Industry Fact: Reinsurance costs can be a significant financial burden for insurance companies. Improper payments can increase reinsurance premiums and additional expenses, impacting the company's bottom line. [7]

8. Loss of Customer Trust: Improper payments and abuse can erode trust between the insurer and policyholders. Broken trust can lead to customer churn and affect top and bottom-line revenues.

How do you look for “loss of customer trust” symptoms in your health plan?

  1. Are you receiving more customer complaints about claims processing, billing, or payment disputes?
  2. Have you noticed an increase in customer churn or a decrease in customer retention rates?
  3. Are online reviews and customer feedback indicating a decline in trust and satisfaction with your insurance services?

Industry Fact: Trust is a critical factor in customer retention. According to the Edelman Trust Barometer, trust in healthcare organizations is vital for patient engagement and loyalty. Loss of customer trust leads to a decline in the customer base, affecting top and bottom-line revenues. [8] 
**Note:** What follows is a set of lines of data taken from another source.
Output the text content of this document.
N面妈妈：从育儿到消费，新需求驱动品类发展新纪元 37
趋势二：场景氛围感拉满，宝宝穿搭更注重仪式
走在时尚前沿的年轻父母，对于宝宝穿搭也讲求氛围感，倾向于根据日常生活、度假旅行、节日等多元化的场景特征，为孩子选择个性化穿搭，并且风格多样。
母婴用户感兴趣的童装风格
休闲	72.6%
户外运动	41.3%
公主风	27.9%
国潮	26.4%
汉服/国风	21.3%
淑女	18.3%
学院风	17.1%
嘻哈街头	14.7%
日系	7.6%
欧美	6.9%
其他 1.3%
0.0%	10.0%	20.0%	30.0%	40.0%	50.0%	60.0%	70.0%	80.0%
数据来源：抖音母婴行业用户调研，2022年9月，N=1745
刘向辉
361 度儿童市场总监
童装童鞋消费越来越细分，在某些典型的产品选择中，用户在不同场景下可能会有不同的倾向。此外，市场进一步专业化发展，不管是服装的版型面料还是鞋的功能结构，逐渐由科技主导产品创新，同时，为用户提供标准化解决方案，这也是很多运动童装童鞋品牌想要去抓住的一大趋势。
9. High PI vendor fee: Working with many PI vendors will increase workload and eventually high administrative work dealing with multiple vendors and spending a high percentage of the savings.

To identify symptoms of "High PI Vendor Fee," consider these questions:

  1. Are you incurring substantial fees for multiple or specific PI vendor(s), reducing the net savings achieved?
  2. Are you regularly evaluating your PI vendors' performance and return on investment (ROI) to ensure their services are cost-effective and add value beyond their fees
  3. Have you noticed increased internal processing time or resource allocation for coordinating and reconciling data between multiple PI vendors?

Industry Fact: A significant portion of healthcare industry waste, to the tune of ~$100B or 10% of total healthcare waste, comes from improper claims payouts as well as deep administrative costs across the eligibility, coding, submission, and rework cycles on the insurance front. Of the ~$100B lost as a result of this, $15B comes from administrative waste resulting from outdated payment integrity solutions. [9]

In summary, inaccurate and improper medical claim billing, waste, and abuse can impact health insurance companies' top-line revenue by increasing claim costs and potentially reducing the number of insured individuals due to higher premiums. It affects the bottom-line revenue by decreasing profitability, increasing administrative costs, and potentially leading to regulatory penalties or reinsurance-related costs. Therefore, addressing these issues is crucial for maintaining a healthy financial position for health insurance companies.